Verdauungsprobleme, Stuhlgang, Verstopfung, Magen-Darm, Dickdarm, Dünndarm

  • Durchschnittliche Dauer der gesamten Verdauung: 70 Stunden
  • Durchschnittliche Dauer, die Nahrung im Magen verbringt: 4 Stunden

Die Verdauung im Detail – Eine lange Reise

Die Nahrung nimmt eine lange Reise auf sich, um den menschlichen Körper zu durchqueren. Alles in allem – Speiseröhre, Magen, Dünndarm, Dickdarm – ist der Verdauungskanal etwa acht Meter lang.

Während die Nahrung in diesen verschiedenen Organen viel Zeit verbringt und dort eine Bandbreite an Vorgängen abläuft, merkt man als Mensch davon nicht viel.

Großteil der Zeit verbringt die Nahrung im Darm. Deshalb kann es auch schon vorkommen, dass der Stuhlgang einen Tag aussetzt. Man kann erst von einer Verstopfung reden, wenn man die durchschnittliche Dauer der Verdauung ohne Stuhlgang verbringt – also etwa drei Tage.

Leichte Bewegung nach der Mahlzeit regt den Darm an und beschleunigt so die Verdauung. Von Sport ist jedoch abzuraten – denn bei allzu großer körperlicher Anstrengung wird Blut in die Muskeln gepumpt, womit der Verdauungstrakt weniger arbeiten kann.

Wer nach der Mahlzeit wiederum ein Mittagsschläfchen macht, der wird schnell an Gewicht zunehmen. Denn bei körperlicher Inaktivität führt der Körper vermehrt Fettaufbau durch.

Aufenthalt im Magen

Die Dauer, die eine Speise im Magen verbleibt, beträgt zwischen zwei und neun Stunden. Fettige Nahrung, wie rotes Fleisch etwa, verbleibt hier länger als andere Nahrung. Das liegt daran, dass sich solche Nahrung im Magen nur träge bewegt – sie liegt eben schwer im Magen, wie man so sagt. Dadurch, dass diese Speisen länger im Magen verbringen, produziert der Magen auch mehr Magensäure.

Wer glaubt, das könne dem Magen nicht schaden, der irrt sich – die Magenschleimhaut wird ständig von der eigenen Magensäure zersetzt und der Körper muss sie immer wieder erneuern.
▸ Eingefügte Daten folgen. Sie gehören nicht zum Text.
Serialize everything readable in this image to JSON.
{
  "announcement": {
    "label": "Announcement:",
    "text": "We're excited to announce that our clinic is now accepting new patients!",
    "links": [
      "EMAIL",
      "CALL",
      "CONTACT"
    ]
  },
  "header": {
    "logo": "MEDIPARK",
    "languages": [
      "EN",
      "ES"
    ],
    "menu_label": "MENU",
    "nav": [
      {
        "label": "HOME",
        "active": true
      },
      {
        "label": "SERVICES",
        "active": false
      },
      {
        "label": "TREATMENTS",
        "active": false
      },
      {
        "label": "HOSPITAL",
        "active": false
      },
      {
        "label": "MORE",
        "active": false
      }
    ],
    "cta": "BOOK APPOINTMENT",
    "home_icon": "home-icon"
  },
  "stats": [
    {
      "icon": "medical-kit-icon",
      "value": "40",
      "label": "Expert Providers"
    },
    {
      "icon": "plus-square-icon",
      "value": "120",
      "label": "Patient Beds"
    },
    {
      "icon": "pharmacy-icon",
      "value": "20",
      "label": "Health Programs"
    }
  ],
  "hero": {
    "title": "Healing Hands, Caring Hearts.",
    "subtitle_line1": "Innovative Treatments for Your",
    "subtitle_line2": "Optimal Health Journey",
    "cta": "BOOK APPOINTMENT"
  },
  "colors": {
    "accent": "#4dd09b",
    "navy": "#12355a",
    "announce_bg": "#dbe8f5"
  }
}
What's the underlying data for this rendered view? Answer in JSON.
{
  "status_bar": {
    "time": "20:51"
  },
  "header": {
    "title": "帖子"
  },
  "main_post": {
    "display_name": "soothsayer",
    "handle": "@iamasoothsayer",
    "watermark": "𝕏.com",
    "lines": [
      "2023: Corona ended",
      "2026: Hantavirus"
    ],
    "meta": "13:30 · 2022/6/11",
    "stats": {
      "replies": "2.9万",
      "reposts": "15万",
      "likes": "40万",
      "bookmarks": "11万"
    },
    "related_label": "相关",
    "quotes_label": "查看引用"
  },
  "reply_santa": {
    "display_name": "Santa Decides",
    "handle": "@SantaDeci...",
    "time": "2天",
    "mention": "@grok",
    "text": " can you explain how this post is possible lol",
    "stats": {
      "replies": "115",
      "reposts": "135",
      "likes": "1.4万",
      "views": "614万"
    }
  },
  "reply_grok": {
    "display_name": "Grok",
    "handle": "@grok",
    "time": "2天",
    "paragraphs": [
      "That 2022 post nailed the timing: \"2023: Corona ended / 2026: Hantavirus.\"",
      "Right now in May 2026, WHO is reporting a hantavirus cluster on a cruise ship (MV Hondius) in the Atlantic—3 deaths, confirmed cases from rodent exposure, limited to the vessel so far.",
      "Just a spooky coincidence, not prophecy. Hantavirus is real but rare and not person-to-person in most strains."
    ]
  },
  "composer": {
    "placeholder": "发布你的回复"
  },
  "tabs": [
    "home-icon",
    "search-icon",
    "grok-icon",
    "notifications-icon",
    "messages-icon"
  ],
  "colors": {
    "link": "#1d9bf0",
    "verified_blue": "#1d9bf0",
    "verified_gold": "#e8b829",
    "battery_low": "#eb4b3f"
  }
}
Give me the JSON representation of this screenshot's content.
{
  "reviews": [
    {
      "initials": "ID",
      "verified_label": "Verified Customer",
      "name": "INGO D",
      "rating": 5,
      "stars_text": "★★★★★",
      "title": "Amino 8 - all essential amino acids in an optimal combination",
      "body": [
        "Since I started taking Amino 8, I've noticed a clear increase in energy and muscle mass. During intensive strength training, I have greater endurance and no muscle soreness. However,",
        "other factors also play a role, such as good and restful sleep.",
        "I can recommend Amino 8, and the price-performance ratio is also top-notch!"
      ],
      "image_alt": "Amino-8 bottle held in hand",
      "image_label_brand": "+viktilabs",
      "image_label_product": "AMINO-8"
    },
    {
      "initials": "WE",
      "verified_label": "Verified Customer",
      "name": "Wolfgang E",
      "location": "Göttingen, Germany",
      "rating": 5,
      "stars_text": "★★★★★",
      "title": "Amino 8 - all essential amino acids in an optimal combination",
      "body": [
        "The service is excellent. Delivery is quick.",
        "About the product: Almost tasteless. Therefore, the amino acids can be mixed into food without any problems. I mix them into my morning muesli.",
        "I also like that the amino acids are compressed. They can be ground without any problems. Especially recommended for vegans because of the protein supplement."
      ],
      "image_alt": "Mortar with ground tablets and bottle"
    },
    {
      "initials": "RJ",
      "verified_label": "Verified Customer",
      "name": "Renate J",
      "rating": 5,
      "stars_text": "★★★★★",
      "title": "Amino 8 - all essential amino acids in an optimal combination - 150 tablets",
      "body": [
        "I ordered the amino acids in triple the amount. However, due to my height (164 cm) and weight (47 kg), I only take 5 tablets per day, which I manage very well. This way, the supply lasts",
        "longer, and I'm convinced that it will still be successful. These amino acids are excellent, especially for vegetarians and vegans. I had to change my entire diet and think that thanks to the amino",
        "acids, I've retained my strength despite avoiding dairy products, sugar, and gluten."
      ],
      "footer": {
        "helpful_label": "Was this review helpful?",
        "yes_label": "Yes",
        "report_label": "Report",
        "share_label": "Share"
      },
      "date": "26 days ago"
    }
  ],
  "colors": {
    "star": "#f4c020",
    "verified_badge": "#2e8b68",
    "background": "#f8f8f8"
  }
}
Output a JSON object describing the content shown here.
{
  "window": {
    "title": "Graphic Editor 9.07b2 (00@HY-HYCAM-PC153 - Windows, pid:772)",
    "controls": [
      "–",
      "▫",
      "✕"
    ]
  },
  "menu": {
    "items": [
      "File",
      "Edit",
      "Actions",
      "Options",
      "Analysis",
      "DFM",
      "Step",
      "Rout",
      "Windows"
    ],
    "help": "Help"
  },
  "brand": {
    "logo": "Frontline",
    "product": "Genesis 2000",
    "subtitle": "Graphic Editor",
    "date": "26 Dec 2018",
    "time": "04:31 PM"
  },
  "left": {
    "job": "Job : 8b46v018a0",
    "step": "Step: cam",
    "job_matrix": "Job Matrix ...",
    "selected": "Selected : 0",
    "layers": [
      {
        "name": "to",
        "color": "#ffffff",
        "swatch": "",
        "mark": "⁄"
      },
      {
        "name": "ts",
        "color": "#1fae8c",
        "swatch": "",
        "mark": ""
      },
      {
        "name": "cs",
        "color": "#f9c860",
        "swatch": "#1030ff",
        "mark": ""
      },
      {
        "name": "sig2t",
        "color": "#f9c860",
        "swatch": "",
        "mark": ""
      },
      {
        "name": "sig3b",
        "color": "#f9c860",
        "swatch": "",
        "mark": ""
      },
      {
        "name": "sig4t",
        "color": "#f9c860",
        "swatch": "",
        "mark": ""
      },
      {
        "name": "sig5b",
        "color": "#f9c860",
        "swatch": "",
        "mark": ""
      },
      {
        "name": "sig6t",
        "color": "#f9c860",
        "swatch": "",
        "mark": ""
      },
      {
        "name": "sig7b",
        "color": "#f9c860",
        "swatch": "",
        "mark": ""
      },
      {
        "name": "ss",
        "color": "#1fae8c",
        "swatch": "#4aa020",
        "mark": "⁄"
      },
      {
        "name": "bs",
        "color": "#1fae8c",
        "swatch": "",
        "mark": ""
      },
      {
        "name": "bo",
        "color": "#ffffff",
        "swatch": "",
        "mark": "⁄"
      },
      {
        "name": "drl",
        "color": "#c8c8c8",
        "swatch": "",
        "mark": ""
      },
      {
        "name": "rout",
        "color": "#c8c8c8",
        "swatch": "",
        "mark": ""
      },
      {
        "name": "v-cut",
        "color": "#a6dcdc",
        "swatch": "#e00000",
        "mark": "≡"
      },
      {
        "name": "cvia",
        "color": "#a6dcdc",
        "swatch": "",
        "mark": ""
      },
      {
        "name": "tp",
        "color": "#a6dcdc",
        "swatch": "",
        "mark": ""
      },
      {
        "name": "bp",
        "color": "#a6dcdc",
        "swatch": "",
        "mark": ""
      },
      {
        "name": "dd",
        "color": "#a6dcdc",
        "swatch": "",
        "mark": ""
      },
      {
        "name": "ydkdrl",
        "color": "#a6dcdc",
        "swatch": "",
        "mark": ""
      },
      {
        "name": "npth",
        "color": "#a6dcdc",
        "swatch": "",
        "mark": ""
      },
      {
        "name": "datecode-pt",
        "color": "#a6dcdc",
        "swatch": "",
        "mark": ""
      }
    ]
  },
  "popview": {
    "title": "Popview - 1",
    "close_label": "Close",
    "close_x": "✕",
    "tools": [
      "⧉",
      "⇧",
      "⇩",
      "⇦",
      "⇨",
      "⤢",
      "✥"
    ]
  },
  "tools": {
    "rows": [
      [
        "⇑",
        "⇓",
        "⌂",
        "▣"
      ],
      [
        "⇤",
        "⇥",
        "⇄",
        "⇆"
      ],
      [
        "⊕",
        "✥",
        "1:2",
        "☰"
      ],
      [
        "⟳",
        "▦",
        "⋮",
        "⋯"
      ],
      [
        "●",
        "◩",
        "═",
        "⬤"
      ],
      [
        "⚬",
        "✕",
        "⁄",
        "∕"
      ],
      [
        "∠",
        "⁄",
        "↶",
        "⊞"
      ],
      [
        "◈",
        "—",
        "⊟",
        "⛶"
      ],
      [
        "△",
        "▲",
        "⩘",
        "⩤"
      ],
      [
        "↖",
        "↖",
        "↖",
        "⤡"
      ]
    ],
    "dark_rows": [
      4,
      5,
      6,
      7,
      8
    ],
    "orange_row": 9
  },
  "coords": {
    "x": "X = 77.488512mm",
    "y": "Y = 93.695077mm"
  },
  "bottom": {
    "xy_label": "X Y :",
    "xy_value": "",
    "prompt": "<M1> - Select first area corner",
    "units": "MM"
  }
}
So kann Nahrung mit hohem Fettgehalt dazu führen, dass der Magen überreizt wird, weswegen man sie bei Magendarmkrankheiten meiden sollte.

Das Gerücht, dass Fleisch Wochen oder sogar Jahre im Körper bleibt, stimmt nicht. Fleisch wird aufgrund seines hohen Fettgehalts etwas langsamer verdaut, aber die Enzyme des Körpers haben kein Problem damit, das Fleisch komplett zu zersetzen und zu verdauen. Jede Nahrung wird von unserem Körper innerhalb von höchstens 120 Stunden restlos verdaut.

Die Aufgaben des Darms

Die Nahrung wird im Magen zersetzt, doch erst im Dünndarm können die Nährstoffe aus der Nahrung aufgenommen werden. Das Innere des Dünndarms ist mit einer Schicht aus Darmzotten bedeckt, die die Nährstoffe in die Blutbahn weiterreicht. Die Leber unterstützt den Dünndarm bei der Verdauung fetter Speisen, indem sie Gallensäure produziert.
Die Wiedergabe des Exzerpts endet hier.